Versículo para hoy:
viernes, 25 de enero de 2019
25 de enero – EL DIOS DE LA COMPASIÓN
Jesús lloró. Juan 11:35.
Debemos llorar, porque
Jesús lloró. Jesús lloró por otros. No sé si alguna vez él lloró por sí mismo.
Sus lágrimas fueron compasivas. Él personificó el mandamiento: «Lloren con los
que lloran» (Romanos 12:15). El que puede guardarlo todo dentro del radio de su
propio ser, tiene un alma estrecha. Un alma verdadera, un alma cristiana, vive
en las almas y cuerpos de otros hombres así como en la suya propia. Un alma
perfectamente cristiana considera que el mundo entero es demasiado estrecho
para su morada, porque esta vive y ama, vive amando y ama porque vive.
Un mar de lágrimas
delante del Dios tres veces santo hará mucho más que las enormes listas de
peticiones a nuestros senadores. «Jesús lloró» y sus lágrimas fueron armas
poderosas contra el pecado y la muerte. Por favor, observa que no dice que Jesús
vociferó sino que «Jesús lloró». Le harás más bien a quienes te ofenden, más
bien a ti mismo y más bien a las mejores causas si la compasión lo humedece
todo.
Por último, si has
llorado, imita a tu Salvador y ¡haz algo! Si el capítulo que tenemos delante
concluyera con «Jesús lloró», sería un capítulo pobre. Imagínate que leyéramos
que después de ellos haber ido a la tumba: «Jesús lloró y siguió con sus tareas
diarias». Yo habría sentido muy poco consuelo en el pasaje. De no haber nada
más que lágrimas, habría sido una gran disminución de la actitud acostumbrada
de nuestro bendito Señor. ¡Lágrimas! ¿Qué son por sí solas? Agua salada. Una
taza de estas le sirve de muy poco a alguien. Pero amados, «Jesús lloró» y
luego ordenó: «Quiten la piedra». Él gritó: «¡Lázaro, sal fuera!»

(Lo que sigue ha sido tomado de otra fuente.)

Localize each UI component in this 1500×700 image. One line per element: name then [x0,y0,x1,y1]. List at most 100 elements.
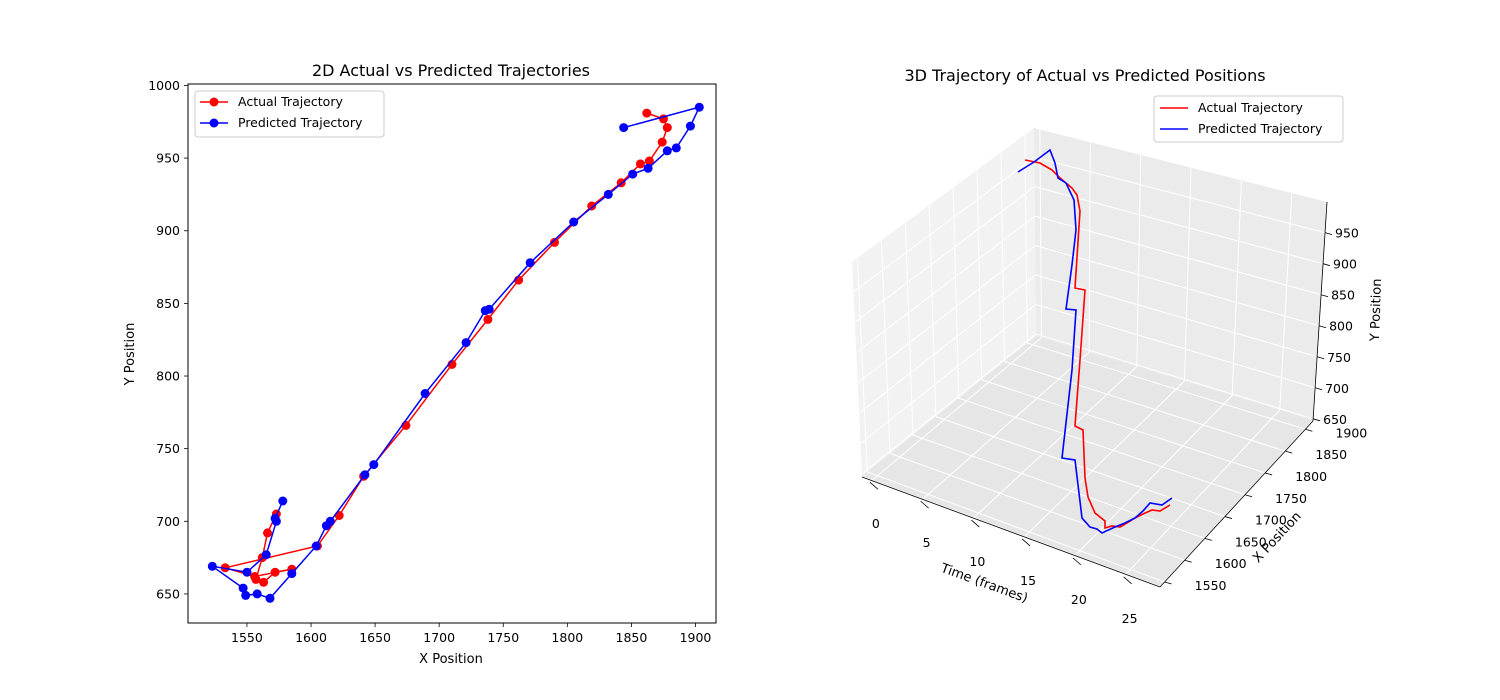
x-position-tick-mark [1285,450,1293,454]
x-position-tick-mark [1265,472,1273,476]
x-tick-label: 1600 [295,630,327,645]
predicted-point [242,567,252,577]
chart-2d-y-label: Y Position [123,323,138,387]
actual-trajectory-line [222,112,669,584]
chart-2d: 2D Actual vs Predicted Trajectories 1550… [123,61,717,667]
chart-3d-y-position-label: Y Position [1368,278,1385,342]
actual-point [635,159,645,169]
y-tick-label: 700 [156,514,180,529]
x-tick-label: 1800 [551,630,583,645]
y-position-grid-line [1034,215,1322,296]
predicted-point [238,583,248,593]
x-position-tick-mark [1244,494,1253,498]
y-position-tick-mark [1313,418,1321,422]
x-position-tick-label: 1650 [1235,534,1267,549]
predicted-point [278,496,288,506]
time-grid-line [1279,193,1293,410]
x-tick-label: 1650 [359,630,391,645]
predicted-point [265,593,275,603]
legend-box [194,90,385,138]
chart-2d-x-label: X Position [419,652,483,667]
predicted-trajectory-3d-line [1017,148,1173,534]
actual-point [263,528,272,538]
x-position-grid-line [952,187,960,399]
x-position-tick-label: 1700 [1255,513,1287,528]
predicted-point [261,550,271,560]
y-position-grid-line [857,245,1036,384]
predicted-point [325,516,335,526]
time-grid-line [971,366,1138,521]
x-position-tick-label: 1800 [1295,469,1327,484]
legend-label-actual: Actual Trajectory [238,94,343,109]
x-position-grid-line [856,257,868,472]
y-position-tick-mark [1322,263,1331,267]
y-position-tick-mark [1316,356,1325,360]
x-position-grid-line [1024,134,1028,344]
x-position-grid-line [958,397,1246,496]
chart-3d-y-axis-line [1312,201,1328,422]
predicted-point [643,163,653,173]
x-tick-label: 1750 [487,630,519,645]
x-position-tick-mark [1204,538,1212,541]
chart-2d-y-ticks: 650 700 750 800 850 900 950 1000 [148,78,188,601]
x-position-tick-mark [1305,428,1313,432]
time-grid-line [1123,409,1281,578]
time-tick-mark [1021,538,1031,547]
y-position-tick-label: 950 [1335,226,1359,241]
time-tick-mark [920,500,929,509]
predicted-point [360,470,370,480]
x-position-grid-line [928,205,937,417]
y-tick-label: 850 [156,296,180,311]
y-position-grid-line [855,215,1036,353]
chart-2d-series [207,102,704,603]
chart-2d-title: 2D Actual vs Predicted Trajectories [312,61,590,80]
x-position-tick-label: 1850 [1315,447,1347,462]
x-position-tick-label: 1900 [1335,425,1367,440]
y-position-grid-line [858,274,1036,414]
chart-3d-ticks: 0 5 10 15 20 25 1550 1600 1650 1700 1750 1800 1850 19… [869,226,1367,626]
y-tick-label: 800 [156,369,180,384]
actual-point [662,123,672,133]
y-position-grid-line [1035,333,1314,420]
chart-2d-plot-area [187,83,717,624]
y-tick-label: 900 [156,223,180,238]
y-position-tick-mark [1320,294,1329,298]
predicted-point [241,590,251,600]
time-tick-label: 10 [969,554,985,569]
predicted-point [603,189,613,199]
x-tick-label: 1850 [616,630,648,645]
actual-point [642,108,652,118]
chart-3d-series [1017,148,1173,534]
time-grid-line [1136,154,1142,367]
y-tick-label: 950 [156,151,180,166]
actual-point [483,314,493,324]
actual-point [657,137,667,147]
predicted-point [461,338,471,348]
x-position-grid-line [1000,152,1005,362]
actual-point [587,201,597,211]
y-position-tick-mark [1315,387,1323,391]
predicted-point [287,569,297,579]
predicted-point [525,258,535,268]
time-grid-line [1088,142,1091,353]
x-position-tick-label: 1750 [1275,491,1307,506]
x-position-grid-line [1004,360,1286,452]
chart-3d-grid [853,129,1326,583]
chart-3d-x-axis-line [1159,420,1314,588]
x-position-tick-label: 1550 [1195,578,1227,593]
chart-3d-back-pane [1034,128,1327,420]
time-tick-label: 25 [1122,611,1138,626]
time-grid-line [1039,129,1043,338]
time-grid-line [1231,180,1242,396]
x-tick-label: 1550 [231,630,263,645]
y-position-grid-line [1034,156,1326,234]
predicted-point [252,589,262,599]
y-position-grid-line [860,304,1037,444]
legend-label-predicted: Predicted Trajectory [238,115,363,130]
x-position-grid-line [976,169,983,380]
x-position-grid-line [935,416,1226,518]
legend-label-actual: Actual Trajectory [1198,100,1303,115]
legend-label-predicted: Predicted Trajectory [1198,121,1323,136]
actual-point [644,156,654,166]
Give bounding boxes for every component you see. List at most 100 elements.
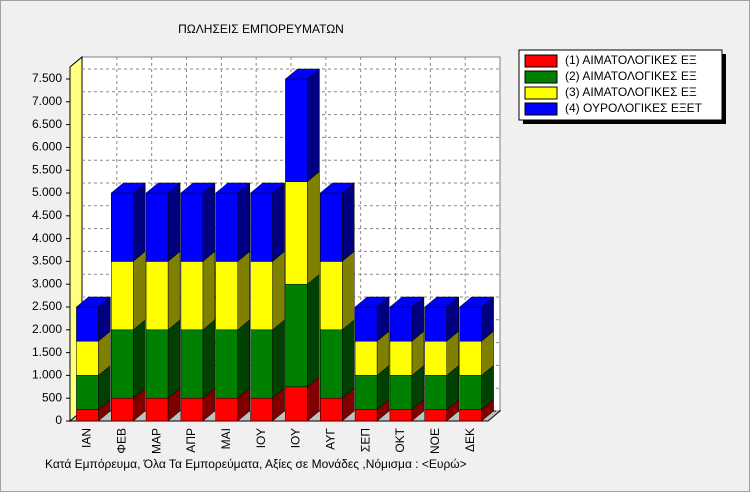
- bar-top: [389, 296, 425, 308]
- bar-segment: [250, 192, 273, 262]
- bar-side: [272, 319, 285, 399]
- bar-top: [319, 182, 355, 194]
- y-tick-label: 1.000: [32, 368, 62, 382]
- bar-top: [75, 296, 112, 308]
- bar-side: [202, 250, 216, 331]
- bar-segment: [354, 409, 378, 422]
- bar-segment: [320, 397, 343, 422]
- bar-side: [202, 319, 216, 399]
- bar-top: [424, 296, 460, 308]
- x-tick-label: ΑΠΡ: [184, 428, 198, 453]
- legend-swatch: [524, 102, 558, 116]
- x-tick-label: ΟΚΤ: [393, 427, 407, 452]
- bar-segment: [180, 192, 204, 262]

A través de la Biblia en un año: Génesis
41-44
24 de enero – VIVIR MÁS ALLÁ DE NOSOTROS MISMOS
Por lo tanto, siempre que tengamos la oportunidad, hagamos bien
a todos, y en especial a los de la familia de la fe. Gálatas 6:10.
Al convertirnos en
hacedores del bien, se nos conoce como hijos del buen Dios. «Dichosos los que
trabajan por la paz, porque serán llamados hijos de Dios» (Mateo 5:9). Un
hombre es hijo de Dios cuando vive más allá de sí mismo interesándose siempre
en los demás, cuando su alma no está confinada al círculo estrecho de sus
propias narices, sino que anda bendiciendo a los que le rodean sin importar
cuán indignos sean. Los verdaderos hijos de Dios nunca ven a una persona
perdida sin intentar salvarla, nunca oyen de un sufrimiento sin anhelar
impartir consuelo. «No opriman al extranjero, pues ya lo han experimentado en
carne propia», le dijo el Señor a Israel (Éxodo 23:9); y lo mismo pasa con
nosotros, que una vez fuimos cautivos e incluso ahora nuestro Amigo más selecto
sigue siendo un Extranjero por amor a quien amamos a todos los hombres que
sufren. Cuando Cristo está en nosotros, buscamos oportunidades de llevar a
pródigos, a extranjeros y marginados a la casa del gran Padre. Nuestro amor se
extiende a toda la humanidad y nuestra mano no se cierra para nadie: si es así,
somos como Dios, al igual que los niños pequeños son como su padre.
¡Qué dulce
resultado da aceptar al Hijo de Dios como nuestro Salvador mediante la fe! Él
mora en nosotros y nosotros lo contemplamos en santa comunión de manera que
«todos nosotros, que con el rostro descubierto reflejamos como en un espejo la
gloria del Señor, somos transformados a su semejanza con más y más gloria por
la acción del Señor, que es el Espíritu» (2 Corintios 3:18).